- Fibroblast growth factor receptor 3 (FGFR3) alteration is associated with lower responses to platinum-based chemotherapy in patients with muscle-invasive bladder cancer (MIBC).
- This relationship, however, was not observed in metastatic disease.
Why this matters
- FGFR3 status can help in treatment decision-making in bladder cancer.
- The study included:
- 72 patients with MIBC treated with cisplatin-based neoadjuvant chemotherapy (NAC).

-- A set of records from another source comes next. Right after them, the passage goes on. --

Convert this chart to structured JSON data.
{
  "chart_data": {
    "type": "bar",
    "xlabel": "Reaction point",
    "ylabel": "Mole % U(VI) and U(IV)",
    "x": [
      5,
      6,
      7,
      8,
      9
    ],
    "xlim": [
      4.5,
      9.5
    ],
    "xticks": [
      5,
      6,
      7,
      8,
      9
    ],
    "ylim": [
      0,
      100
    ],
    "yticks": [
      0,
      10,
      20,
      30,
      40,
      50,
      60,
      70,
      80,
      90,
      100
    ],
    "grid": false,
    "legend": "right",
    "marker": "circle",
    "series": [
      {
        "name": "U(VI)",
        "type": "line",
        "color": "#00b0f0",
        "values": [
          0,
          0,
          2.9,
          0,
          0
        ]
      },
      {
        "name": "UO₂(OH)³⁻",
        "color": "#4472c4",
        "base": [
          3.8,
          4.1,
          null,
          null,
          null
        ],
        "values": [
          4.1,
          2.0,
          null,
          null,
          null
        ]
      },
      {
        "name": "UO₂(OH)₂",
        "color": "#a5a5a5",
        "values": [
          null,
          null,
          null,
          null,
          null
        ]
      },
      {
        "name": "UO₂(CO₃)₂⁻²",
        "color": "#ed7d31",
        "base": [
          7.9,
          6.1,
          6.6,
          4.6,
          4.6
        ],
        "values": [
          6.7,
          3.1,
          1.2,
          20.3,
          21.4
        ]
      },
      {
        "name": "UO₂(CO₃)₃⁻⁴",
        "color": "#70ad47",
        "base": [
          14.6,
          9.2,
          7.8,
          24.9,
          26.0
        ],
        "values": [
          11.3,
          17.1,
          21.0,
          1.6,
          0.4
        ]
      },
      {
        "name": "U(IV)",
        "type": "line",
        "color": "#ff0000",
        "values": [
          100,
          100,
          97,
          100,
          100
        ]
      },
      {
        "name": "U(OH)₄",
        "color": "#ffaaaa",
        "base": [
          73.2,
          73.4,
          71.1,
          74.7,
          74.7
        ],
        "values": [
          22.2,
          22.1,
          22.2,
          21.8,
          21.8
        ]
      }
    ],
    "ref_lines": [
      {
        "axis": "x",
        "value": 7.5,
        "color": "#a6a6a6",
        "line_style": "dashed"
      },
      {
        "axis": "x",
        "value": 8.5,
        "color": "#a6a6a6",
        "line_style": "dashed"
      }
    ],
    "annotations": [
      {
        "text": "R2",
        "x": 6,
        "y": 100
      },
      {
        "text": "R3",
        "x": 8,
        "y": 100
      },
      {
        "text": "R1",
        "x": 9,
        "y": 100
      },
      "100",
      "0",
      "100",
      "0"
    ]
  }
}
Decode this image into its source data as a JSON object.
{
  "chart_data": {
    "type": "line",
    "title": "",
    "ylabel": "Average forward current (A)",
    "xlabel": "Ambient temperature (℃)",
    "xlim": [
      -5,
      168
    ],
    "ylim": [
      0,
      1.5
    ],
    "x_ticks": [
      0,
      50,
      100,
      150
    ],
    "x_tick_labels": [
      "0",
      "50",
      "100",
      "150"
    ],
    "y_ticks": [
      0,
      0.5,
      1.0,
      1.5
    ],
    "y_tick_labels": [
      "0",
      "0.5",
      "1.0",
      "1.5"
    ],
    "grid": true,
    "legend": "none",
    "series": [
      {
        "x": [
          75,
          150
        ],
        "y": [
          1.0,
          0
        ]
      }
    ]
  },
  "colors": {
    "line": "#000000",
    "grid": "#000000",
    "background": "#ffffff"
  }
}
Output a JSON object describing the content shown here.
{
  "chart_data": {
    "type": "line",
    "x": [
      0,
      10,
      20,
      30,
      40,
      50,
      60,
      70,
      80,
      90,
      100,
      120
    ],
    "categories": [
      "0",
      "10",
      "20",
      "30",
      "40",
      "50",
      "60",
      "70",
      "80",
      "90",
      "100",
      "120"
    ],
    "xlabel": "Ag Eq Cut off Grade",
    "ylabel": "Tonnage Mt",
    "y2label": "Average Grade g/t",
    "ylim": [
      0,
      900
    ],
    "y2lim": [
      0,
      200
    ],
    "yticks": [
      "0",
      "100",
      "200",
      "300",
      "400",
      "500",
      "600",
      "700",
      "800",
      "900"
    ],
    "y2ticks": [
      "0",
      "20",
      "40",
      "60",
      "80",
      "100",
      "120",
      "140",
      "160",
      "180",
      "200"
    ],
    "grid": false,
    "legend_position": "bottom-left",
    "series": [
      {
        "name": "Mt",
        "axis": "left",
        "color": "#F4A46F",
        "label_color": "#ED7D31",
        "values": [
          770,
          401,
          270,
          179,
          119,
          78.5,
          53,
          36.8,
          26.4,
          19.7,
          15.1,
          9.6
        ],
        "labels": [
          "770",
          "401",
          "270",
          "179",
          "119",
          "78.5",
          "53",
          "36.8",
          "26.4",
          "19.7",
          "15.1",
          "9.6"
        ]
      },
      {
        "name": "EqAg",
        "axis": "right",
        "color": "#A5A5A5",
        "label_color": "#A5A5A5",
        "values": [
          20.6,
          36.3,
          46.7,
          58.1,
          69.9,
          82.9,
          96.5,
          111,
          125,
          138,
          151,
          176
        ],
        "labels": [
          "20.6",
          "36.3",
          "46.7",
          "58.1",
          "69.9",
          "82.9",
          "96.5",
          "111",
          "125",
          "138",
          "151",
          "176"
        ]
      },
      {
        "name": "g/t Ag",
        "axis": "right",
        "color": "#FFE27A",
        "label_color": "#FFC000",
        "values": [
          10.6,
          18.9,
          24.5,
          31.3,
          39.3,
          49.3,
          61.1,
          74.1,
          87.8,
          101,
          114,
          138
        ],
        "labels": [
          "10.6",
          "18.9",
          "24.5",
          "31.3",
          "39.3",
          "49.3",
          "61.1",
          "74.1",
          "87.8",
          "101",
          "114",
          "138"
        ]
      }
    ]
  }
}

- 108 patients with metastatic urothelial carcinoma treated with first-line platinum-based chemotherapy at Memorial Sloan Kettering Cancer Center.
- 253 patients from The Cancer Genome Atlas (TCGA) bladder cancer cohort.
- Funding: National Cancer Institute.
- NAC cohort:
- 13% of patients had FGFR3 alteration, none of whom had pathologic complete response; 3 had residual non-MIBC.
- FGFR3 alteration was associated with shorter recurrence-free survival (RFS; HR, 2.74; P=.044) but not OS.
- TCGA cohort:
- Among patients who underwent adjuvant chemotherapy, those with FGFR3 alteration had shorter RFS (HR, 7.27; P<.001>
- In chemotherapy-naive patients, FGFR3 alteration was associated with longer RFS (P=.0073).
- FGFR3 alteration was associated with higher rates of pulmonary metastasis (47% vs 30%; P=.024) and extrapelvic lymphadenopathy (75% vs 62%; P=.038).
- FGFR3 alteration showed no association with survival.